Honeywell has since grown into an $82 billion industrial technology company, but the thermostat is still what people know best about it. Its T87 “The Round” thermostat has been a key element of home heating systems for over 50 years. And they’re still being sold today.
In fact, Honeywell owns the thermostat market with nearly 40% market share. It also has a lot of exposure to buildings and construction with a wide variety of other products. Its most recent financials state that a full 24% of sales are derived from the homes and buildings market.
The company has a new wave of products that improve and expand its ability to create a true connected-home experience. The Lyric, Honeywell’s new smart thermostat, is probably the most well-known. But others cover the major areas of consumer interest, including home security cameras and locks, lighting, window shades and ceiling fans.
While home heating and appliances are a significant part of its business, Honeywell has significant exposure to other industries, including aerospace and security. Behind each of these industries are long-term growth trends, which is part of why Honeywell is such a durable investment. It’s also exceptionally well-run.
Honeywell isn’t exactly a rapid growth company. Sales will probably only grow at around 3% annually for the next few years. Earnings per share growth should be much better though, coming in between 7% and 10% annually through 2017. That EPS growth should trump what the S&P 500 will deliver.
There is upside potential to these conservative estimates. Share buybacks should add incremental EPS growth. And Honeywell is likely to add growth through acquisitions over the next three years.

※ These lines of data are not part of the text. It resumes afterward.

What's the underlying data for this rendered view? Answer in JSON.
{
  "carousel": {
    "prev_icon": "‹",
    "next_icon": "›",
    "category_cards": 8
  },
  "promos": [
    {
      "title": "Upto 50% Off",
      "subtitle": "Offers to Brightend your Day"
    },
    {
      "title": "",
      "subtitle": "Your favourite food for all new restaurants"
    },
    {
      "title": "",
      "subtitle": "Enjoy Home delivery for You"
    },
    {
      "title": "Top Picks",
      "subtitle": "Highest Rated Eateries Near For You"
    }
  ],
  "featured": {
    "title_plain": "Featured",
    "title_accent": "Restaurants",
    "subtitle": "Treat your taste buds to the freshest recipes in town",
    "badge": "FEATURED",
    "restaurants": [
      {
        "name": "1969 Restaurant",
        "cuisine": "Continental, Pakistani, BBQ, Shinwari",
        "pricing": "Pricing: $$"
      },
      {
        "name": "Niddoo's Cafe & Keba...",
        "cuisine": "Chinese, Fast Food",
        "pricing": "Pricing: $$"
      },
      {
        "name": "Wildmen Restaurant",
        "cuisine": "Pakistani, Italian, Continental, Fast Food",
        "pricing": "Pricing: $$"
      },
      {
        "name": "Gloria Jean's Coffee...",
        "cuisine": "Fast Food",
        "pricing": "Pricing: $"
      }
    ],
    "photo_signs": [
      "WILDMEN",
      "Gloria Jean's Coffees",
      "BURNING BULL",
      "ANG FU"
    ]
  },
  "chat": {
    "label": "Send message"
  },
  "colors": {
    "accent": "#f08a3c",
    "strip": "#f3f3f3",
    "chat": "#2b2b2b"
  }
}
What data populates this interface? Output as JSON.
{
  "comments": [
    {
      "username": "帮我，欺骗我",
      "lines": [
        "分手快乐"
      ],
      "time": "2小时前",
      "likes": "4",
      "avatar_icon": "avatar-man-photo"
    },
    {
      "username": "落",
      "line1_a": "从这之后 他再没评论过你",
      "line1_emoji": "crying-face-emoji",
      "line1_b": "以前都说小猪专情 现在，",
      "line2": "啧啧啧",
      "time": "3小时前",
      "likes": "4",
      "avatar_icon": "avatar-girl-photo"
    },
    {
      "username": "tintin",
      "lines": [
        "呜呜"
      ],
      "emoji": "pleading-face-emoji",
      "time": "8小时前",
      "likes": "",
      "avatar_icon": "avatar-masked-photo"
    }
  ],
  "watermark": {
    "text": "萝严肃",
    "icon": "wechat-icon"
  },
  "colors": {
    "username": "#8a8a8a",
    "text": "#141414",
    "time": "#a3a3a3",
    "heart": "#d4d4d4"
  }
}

Management has a rough goal to spend $10 billion on acquisitions between 2014 and 2018, but over the last 12 months it has only spent $200 million. That leaves a pretty wide gap, which is likely to be filled by several industrial, aeronautical and specialty-materials-related acquisitions. Housing and connected-home-related acquisitions are sure to be on the list of potentials as well.
The connected home is a gradual trend that has been developing for years, but it is starting to accelerate as consumer options go up and prices come down. People don’t swap out their thermostats, locks, lights and large appliances overnight – there’s no need to. But they will do so over time as they need to be replaced, and as the new construction market recovers. This dynamic should keep the market growing for at least a decade.
Growth investors should own Google and Apple for their awesome products and technologies, which include some smart-home exposure. But don’t overlook Honeywell – an entrenched industrial titan that should churn out reliable returns year after year.
Buy it for the dividend, the stability, or the likelihood that the stock will continue to outperform the market over the next decade.